Robert Miller, jeune soldat de l'armée britannique, de retour d'Afghanistan, se voit engagé de manière officieuse par une agence gouvernementale afin de repérer de possibles terroristes au sein de sa patrie. Au fil des heures il va découvrir une conspiration impliquant les services de renseignements de Sa Majesté, les liens troublants entre la façon dont ces agences mènent la guerre contre la drogue et combattent la terreur.

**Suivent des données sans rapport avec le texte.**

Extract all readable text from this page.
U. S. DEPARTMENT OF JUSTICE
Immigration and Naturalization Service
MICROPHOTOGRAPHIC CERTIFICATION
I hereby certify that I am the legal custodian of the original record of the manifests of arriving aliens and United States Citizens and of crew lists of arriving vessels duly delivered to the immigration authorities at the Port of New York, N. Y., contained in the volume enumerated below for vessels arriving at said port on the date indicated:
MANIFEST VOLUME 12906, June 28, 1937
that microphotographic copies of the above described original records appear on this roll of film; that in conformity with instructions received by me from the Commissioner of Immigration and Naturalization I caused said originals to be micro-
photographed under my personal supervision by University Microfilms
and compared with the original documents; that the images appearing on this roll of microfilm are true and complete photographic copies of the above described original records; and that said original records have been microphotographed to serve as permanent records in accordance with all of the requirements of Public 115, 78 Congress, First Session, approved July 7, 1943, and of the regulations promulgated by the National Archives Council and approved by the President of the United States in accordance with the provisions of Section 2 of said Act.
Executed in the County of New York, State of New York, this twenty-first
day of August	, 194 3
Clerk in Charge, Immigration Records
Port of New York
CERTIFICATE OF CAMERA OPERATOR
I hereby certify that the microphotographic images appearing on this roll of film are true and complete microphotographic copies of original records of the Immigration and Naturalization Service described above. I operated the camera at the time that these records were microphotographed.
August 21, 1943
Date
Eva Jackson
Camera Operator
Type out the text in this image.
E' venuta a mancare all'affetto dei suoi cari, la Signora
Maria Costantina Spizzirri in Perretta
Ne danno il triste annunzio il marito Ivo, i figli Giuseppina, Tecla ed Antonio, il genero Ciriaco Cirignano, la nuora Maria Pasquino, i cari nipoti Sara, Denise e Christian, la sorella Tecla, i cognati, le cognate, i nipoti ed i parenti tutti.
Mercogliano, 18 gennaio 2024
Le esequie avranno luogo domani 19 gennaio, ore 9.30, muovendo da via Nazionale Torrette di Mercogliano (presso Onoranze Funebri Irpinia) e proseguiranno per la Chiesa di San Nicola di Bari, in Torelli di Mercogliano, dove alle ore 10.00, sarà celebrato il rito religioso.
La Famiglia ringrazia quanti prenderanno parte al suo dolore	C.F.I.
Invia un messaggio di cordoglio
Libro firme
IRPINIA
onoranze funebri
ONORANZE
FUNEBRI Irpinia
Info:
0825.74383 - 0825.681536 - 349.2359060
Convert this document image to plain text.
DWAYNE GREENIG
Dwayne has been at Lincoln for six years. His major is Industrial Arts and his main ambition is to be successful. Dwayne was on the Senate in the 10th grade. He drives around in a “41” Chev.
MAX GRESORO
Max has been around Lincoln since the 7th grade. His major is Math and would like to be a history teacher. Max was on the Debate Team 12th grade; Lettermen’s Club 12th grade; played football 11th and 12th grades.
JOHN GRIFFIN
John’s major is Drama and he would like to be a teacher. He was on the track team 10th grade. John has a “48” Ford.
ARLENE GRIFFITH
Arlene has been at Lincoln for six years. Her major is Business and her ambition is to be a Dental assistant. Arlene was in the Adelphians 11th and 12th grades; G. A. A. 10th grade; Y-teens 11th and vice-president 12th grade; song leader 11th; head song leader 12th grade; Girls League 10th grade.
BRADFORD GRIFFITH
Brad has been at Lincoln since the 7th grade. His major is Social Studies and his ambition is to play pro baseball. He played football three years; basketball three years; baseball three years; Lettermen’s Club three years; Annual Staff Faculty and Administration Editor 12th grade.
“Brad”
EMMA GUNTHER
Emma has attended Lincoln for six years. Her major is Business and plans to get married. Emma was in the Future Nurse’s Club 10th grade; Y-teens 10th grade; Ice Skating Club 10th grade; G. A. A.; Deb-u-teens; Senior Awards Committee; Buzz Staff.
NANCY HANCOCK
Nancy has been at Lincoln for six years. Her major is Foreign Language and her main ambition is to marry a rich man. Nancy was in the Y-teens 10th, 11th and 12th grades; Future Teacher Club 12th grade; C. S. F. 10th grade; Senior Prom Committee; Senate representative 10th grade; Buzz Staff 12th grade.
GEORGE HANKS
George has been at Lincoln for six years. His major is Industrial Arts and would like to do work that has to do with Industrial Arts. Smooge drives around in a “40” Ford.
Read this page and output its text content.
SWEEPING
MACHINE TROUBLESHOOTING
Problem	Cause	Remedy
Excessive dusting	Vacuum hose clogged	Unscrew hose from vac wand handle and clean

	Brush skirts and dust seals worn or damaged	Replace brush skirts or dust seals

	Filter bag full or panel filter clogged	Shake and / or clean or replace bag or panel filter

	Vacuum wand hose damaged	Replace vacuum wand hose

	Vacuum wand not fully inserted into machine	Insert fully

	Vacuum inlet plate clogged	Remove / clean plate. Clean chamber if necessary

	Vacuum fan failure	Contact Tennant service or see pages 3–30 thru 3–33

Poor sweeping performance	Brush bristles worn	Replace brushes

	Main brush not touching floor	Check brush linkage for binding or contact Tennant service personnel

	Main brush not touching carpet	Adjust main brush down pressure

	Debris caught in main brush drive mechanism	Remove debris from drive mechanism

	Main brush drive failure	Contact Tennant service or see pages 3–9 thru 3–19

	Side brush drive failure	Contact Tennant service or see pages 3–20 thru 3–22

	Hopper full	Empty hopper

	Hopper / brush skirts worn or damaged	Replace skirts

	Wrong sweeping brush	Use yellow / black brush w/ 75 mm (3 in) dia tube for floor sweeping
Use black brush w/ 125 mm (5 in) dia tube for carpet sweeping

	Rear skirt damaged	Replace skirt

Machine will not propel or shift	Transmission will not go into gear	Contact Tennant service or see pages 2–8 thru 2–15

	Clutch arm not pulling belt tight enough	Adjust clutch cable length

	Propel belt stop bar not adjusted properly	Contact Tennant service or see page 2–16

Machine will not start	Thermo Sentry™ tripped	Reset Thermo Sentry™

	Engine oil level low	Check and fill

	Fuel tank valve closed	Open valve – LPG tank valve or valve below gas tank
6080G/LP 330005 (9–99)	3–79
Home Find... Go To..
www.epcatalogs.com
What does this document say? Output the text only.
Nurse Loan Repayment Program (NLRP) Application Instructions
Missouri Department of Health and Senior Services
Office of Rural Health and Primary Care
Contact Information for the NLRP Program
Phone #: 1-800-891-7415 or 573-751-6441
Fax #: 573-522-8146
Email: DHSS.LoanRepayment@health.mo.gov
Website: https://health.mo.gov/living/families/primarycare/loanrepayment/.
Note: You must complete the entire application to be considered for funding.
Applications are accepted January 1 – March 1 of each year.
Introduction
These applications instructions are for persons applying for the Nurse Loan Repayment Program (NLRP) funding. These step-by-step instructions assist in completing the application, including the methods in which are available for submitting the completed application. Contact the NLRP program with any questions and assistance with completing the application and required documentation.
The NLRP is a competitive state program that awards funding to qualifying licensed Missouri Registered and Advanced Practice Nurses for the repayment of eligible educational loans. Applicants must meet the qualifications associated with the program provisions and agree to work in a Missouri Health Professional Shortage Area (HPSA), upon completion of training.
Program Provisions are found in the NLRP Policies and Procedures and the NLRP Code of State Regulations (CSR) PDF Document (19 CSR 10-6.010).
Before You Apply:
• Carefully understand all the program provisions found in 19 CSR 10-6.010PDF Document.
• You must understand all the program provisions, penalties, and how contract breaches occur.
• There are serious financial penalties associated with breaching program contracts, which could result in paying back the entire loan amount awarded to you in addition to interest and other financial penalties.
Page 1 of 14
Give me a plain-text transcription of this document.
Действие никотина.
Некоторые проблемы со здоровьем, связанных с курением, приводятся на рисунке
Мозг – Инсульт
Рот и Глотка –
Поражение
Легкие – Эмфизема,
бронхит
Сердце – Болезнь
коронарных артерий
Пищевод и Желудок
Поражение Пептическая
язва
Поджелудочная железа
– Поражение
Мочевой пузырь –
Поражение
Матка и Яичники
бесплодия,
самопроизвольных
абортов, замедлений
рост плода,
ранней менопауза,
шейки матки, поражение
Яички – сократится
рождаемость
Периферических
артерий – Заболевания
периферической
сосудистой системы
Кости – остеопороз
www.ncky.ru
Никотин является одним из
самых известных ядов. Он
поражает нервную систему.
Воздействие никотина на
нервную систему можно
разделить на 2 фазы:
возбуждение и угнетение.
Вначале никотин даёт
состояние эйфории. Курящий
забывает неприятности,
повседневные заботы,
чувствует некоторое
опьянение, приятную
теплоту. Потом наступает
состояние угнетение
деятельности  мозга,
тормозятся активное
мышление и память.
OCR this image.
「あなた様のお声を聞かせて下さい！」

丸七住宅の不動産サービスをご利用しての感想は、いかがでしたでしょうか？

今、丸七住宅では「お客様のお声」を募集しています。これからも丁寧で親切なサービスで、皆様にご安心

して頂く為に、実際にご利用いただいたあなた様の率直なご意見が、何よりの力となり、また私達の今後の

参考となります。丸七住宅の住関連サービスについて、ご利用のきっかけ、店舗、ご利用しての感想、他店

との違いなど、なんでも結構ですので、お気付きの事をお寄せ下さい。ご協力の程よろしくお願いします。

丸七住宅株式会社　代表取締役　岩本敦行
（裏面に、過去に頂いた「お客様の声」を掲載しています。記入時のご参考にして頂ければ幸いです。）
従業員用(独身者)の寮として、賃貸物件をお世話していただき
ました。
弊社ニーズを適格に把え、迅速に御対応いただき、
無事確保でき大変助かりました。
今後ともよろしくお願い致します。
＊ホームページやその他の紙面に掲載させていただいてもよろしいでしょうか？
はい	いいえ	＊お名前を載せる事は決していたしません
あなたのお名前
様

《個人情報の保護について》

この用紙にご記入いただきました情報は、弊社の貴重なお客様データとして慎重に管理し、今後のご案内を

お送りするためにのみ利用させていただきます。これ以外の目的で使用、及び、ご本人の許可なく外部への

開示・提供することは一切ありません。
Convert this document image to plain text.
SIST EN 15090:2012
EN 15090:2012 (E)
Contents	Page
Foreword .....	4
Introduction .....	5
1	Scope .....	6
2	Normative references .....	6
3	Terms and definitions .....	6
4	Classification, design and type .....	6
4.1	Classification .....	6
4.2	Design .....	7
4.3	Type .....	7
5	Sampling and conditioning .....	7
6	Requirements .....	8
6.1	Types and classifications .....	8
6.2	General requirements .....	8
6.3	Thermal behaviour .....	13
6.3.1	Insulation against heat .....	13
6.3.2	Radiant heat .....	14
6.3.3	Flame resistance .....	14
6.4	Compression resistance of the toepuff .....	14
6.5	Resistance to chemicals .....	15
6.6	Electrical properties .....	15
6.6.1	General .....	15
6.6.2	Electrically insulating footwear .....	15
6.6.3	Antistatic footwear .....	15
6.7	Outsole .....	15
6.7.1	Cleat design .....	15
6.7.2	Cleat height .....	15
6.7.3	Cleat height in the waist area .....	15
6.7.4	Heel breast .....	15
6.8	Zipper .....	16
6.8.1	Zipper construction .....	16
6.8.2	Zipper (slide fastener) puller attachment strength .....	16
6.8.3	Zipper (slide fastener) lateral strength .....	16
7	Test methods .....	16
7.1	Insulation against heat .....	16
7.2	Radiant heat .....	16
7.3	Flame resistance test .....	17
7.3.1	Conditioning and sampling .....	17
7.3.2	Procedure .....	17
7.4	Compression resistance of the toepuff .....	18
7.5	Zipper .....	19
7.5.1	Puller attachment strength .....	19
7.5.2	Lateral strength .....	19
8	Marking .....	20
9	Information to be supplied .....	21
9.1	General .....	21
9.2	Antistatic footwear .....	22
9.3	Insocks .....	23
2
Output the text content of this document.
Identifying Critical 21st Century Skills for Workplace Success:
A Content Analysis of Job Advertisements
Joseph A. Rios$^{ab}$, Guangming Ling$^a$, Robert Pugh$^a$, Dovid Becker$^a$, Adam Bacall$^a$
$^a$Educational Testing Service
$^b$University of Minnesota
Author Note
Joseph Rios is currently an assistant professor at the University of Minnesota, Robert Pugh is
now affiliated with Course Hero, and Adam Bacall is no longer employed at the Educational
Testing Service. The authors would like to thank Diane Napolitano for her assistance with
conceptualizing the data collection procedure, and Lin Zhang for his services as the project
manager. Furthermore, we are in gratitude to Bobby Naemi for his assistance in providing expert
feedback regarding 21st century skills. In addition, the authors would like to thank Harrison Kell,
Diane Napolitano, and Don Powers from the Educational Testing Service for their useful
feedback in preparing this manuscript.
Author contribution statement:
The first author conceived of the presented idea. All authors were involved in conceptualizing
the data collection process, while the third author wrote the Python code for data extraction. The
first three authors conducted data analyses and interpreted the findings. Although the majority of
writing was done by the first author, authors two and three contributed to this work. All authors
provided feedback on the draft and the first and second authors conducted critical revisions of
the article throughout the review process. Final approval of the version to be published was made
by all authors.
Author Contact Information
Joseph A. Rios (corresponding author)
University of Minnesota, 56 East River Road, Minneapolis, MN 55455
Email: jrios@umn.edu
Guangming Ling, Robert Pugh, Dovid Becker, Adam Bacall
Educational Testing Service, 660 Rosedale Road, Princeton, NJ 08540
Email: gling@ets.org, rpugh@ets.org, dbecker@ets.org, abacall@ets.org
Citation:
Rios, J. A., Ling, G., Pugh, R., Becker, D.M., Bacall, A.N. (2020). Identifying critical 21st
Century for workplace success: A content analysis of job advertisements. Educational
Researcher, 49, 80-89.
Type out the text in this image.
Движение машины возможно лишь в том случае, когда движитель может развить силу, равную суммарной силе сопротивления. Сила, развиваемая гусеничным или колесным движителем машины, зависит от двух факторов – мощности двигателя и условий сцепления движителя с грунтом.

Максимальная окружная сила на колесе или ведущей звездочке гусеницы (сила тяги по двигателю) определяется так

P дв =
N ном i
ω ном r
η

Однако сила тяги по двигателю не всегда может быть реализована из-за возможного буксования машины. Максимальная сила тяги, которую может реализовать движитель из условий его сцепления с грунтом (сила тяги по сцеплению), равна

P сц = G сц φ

Impossible alors de ne pas penser à Harry Brown de Daniel Barber, puisque tous deux sont britanniques, mais aussi pour ses cités chaotiques infestées d'adolescents provocants, agressifs et violents. Pour son sujet plus ou moins identique, où un ancien soldat décide de reprendre les armes afin de mener un dernier combat contre les injustices de la société actuelle. Hélas contrairement à ce premier, The Veteran s'éparpille jouant sur le film d'espionnage et de complot, trop peu convainquant faute de moyens et de rythme. Matthew Hope ne prend aucun risque, autant dans sa réalisation lente et ennuyeuse, que dans son personnage principal qui manque alors largement de profondeur. Le retour difficile à la vie civile, la douleur des amis perdus au combat, cette question de l'existence pour l'ancien soldat à l'abandon, perdu, de retour à une vie qui n'est pas la sienne, Matthew Hope n'entre pas assez dans les détails, et aucun de ces éléments psychologiques n'est abordé avec profondeur.
Sans être honteux, notamment grâce à un jeu d'acteur crédible de la part de tous les protagonistes, The Veteran finit par accélérer le rythme dans ses derniers instants. Les différentes intrigues s'entrecoupent et l'on se retrouve alors face à une scène finale certes peut être prévisible mais au combien dérangeante et choquante. Une scène qui mérite à elle seule les quatre-vingt-quinze minutes d'ennui endurées jusque là.